Nobel apologies
The persons who award the Nobel prize are likely to have a slightly different view of the world than we do.
From Wikipedia:
According to Nobel’s will, the Peace Prize should be awarded “to the person who shall have done the most or the best work for fraternity between nations, for the abolition or reduction of standing armies and for the holding and promotion of peace congresses.”
People seem to forget sometimes that not everything revolves around America and our cultural viewpoint. The persons who select the winner of a Nobel prize are appointed by the Norwegian Parliament, and are likely to have a slightly different view of the world – and of our own country – than we do. What they do they do for their own reasons, and probably not without deliberation and debate.

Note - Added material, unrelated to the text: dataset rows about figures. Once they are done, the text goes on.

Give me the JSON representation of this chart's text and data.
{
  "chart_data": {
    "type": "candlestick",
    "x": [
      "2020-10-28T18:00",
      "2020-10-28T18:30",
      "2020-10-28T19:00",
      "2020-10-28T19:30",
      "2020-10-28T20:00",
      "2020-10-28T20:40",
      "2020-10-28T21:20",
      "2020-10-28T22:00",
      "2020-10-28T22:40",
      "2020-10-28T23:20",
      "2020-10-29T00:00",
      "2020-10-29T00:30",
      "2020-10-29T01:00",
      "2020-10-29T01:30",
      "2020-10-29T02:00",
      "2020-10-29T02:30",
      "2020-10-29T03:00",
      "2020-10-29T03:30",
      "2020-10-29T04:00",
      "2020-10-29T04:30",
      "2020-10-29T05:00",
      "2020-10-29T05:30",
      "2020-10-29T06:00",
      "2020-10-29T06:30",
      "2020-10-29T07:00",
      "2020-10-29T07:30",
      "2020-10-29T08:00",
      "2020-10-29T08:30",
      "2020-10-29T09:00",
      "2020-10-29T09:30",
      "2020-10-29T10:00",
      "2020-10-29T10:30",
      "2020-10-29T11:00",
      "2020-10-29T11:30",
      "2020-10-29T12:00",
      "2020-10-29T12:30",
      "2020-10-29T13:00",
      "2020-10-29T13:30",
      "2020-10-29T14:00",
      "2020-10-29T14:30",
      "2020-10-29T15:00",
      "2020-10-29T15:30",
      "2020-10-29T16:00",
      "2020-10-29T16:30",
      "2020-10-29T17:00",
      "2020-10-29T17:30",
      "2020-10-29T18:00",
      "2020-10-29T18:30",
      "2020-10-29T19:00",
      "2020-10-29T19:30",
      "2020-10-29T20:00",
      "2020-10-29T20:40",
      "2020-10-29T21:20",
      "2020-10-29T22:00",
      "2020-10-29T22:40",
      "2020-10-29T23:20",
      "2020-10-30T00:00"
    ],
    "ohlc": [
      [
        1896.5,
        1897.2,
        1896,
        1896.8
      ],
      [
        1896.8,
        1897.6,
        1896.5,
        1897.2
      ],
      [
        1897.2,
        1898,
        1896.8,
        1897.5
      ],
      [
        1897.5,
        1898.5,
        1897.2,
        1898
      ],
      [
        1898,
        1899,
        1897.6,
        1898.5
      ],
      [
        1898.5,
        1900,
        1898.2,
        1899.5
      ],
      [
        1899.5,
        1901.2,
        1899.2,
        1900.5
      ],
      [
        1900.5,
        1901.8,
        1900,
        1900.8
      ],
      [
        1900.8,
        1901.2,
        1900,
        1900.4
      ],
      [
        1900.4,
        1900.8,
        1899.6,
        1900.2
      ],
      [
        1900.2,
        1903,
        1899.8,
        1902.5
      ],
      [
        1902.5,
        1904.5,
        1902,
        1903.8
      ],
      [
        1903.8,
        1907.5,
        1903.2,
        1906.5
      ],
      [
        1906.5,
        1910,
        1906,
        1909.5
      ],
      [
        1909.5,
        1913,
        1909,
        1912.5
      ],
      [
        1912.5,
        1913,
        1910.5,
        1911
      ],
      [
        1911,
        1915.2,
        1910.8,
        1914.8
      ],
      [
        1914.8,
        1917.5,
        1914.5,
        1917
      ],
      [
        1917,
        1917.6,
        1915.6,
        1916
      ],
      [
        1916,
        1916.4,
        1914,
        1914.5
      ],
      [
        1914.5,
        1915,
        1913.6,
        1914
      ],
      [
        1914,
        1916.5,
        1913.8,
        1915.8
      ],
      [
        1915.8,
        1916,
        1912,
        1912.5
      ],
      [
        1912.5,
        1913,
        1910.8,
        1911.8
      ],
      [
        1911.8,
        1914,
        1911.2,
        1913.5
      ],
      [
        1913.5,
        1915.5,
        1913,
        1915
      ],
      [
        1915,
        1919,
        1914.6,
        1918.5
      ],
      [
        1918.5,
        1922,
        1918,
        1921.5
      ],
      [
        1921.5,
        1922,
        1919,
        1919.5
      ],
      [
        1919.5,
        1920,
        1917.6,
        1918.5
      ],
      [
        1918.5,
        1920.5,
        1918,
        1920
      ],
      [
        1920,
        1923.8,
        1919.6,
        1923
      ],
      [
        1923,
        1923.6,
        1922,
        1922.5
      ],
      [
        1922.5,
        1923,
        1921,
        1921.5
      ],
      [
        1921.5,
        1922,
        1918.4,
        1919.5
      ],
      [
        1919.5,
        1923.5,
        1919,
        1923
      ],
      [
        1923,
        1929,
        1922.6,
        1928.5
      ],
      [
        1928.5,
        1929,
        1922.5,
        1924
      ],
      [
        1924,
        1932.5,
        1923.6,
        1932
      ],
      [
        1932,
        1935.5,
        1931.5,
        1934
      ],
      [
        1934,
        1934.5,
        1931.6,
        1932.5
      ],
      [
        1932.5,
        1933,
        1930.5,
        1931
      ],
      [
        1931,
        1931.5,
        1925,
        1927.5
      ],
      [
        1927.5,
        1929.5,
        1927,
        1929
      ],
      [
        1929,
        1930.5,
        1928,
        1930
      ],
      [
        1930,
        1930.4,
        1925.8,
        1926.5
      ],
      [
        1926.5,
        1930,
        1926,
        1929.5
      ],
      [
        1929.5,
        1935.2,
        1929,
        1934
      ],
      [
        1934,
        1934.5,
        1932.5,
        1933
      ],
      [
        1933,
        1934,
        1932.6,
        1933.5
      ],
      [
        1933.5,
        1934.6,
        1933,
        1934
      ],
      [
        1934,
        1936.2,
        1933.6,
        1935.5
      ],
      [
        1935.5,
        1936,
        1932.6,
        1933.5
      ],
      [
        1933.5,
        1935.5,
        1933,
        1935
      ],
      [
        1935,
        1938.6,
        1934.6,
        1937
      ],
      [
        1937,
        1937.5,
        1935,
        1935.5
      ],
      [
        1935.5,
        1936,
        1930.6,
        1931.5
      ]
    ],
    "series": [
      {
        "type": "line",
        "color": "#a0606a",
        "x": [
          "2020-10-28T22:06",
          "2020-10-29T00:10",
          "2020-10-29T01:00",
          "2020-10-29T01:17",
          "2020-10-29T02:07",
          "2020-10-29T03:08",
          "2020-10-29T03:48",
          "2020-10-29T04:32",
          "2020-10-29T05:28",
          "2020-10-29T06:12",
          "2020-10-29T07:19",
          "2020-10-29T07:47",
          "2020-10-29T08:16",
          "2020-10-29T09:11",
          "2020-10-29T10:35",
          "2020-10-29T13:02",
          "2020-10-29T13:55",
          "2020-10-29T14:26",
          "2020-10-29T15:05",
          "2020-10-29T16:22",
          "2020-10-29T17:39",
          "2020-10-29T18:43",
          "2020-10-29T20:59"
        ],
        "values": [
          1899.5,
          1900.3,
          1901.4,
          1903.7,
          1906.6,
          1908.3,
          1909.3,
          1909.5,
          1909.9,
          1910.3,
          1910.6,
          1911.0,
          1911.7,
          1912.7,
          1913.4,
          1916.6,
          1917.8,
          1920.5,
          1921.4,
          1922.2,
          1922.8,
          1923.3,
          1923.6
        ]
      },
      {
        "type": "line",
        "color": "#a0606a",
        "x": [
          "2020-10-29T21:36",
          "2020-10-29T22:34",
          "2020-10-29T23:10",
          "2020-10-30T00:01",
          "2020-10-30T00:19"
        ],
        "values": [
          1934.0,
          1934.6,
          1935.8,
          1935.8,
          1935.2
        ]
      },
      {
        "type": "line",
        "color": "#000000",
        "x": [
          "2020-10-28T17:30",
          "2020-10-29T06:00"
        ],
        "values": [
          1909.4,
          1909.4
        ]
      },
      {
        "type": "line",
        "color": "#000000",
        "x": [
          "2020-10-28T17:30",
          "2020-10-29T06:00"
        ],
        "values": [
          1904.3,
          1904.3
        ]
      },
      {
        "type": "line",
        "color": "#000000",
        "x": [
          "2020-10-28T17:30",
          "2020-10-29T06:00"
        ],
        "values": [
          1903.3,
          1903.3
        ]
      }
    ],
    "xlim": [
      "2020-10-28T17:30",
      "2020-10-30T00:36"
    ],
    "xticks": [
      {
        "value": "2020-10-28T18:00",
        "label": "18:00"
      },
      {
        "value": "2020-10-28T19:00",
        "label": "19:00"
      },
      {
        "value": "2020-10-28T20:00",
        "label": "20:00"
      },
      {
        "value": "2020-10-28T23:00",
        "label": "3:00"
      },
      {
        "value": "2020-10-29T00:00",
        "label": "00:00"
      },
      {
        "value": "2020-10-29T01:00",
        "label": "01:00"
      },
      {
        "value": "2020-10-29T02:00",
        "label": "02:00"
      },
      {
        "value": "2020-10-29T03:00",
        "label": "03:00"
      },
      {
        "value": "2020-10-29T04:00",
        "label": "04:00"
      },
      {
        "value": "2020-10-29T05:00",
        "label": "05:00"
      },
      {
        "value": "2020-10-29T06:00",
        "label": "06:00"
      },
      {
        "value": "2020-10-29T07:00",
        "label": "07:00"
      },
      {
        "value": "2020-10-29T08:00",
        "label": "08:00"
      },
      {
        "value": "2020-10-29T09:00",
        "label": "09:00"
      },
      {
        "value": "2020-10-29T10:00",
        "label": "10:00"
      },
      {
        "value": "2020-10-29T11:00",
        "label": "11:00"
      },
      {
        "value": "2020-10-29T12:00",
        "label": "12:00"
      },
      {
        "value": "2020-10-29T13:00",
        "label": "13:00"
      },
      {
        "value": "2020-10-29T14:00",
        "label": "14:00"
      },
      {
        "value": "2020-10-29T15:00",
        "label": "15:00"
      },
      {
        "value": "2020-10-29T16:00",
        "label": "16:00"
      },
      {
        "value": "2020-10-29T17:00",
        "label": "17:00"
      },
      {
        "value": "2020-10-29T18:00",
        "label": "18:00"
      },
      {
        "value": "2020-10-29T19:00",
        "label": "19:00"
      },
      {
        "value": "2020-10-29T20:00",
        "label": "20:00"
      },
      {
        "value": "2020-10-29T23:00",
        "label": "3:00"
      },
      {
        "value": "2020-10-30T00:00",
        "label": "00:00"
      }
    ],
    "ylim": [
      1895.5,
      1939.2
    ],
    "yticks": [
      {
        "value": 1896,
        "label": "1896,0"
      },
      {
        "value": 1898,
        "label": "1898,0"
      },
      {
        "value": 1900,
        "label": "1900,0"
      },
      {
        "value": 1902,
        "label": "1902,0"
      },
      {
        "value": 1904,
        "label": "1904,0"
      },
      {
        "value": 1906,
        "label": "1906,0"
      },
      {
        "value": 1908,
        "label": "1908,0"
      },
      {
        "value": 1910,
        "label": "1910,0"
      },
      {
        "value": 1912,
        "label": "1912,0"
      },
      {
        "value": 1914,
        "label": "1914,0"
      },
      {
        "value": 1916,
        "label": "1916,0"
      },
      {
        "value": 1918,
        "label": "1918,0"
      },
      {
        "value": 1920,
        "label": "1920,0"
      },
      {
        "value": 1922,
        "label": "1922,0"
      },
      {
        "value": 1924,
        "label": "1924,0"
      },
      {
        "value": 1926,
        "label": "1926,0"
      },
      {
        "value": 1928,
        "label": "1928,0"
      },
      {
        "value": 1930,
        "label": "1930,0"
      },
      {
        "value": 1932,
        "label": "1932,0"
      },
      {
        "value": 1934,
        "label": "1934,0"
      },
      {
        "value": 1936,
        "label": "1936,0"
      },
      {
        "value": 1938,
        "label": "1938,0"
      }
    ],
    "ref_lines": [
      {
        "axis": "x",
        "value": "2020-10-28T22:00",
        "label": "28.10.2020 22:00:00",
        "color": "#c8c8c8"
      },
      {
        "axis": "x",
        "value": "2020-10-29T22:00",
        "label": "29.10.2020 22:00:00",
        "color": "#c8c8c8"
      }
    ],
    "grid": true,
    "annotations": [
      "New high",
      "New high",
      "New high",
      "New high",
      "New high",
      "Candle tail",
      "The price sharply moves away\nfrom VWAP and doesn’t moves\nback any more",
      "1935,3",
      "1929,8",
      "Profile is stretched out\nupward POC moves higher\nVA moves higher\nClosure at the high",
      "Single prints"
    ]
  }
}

Peace is a theoretical construct, like infinity, perfection and a frictionless surface. Human nature, material need, the Law of Conservation of Mass, and the First Law of Thermodynamics collectively suggest that there will never be peace on this planet. However, just because it’s impossible doesn’t mean there isn’t honor in the pursuit of it. Over the last eight years or so, this country’s government has operated (more or less) under what was quite dramatically called “The Bush Doctrine” and the policy of preventative war. This was a tacit acceptance of the fact that there will never be peace on this earth and a rejection of the pursuit of the impossible. It’s a very pragmatic and sad view of the world (like many other views of the world held by political conservatives) that see us never being able to be better than we are, and therefore following a policy of protecting and enriching the self at the expense of a flawed and dangerous “other”. It is a view that sees an absence of peace and recognizes everyone is a potential enemy.
In stark contrast to that view, we now have an administration headed by Barack Obama. Here is a president who realizes not only the nobility of the pursuit of peace, but it’s importance from a strategic perspective. This is a view that sees the value in pursuing that which is impossible and hopes we might one day violate the laws of physics, defy our darker natures, and glide effortlessly along that frictionless surface into a future where we will be acted upon by an external force.
I can only imagine what this philosophical shift in our country’s attitude toward the rest of the world looks like to people in other countries. We must be like Dr. Jeckyll and Mr. Hyde – one mind with opposite natures, diametrically opposed, expressed one at a time in our outward face. In 2009 we were suddenly another person – although the specter of our darker nature still roils beneath the surface, waiting to emerge again.
I personally don’t believe the Nobel Prize need necessarily award accomplishment. Peace will never be accomplished. But here is a head of state who has shifted an entire country in a direction that works toward that impossible goal instead of away from it. And that is laudable.
I do have to wonder, however, how many other people in history have had to apologize for winning the Nobel Peace Prize. Would people really question him if he weren’t so young or so black? How many headlines would be printed about the Nobel Prize being a liability of this were Huckabee, or Bush?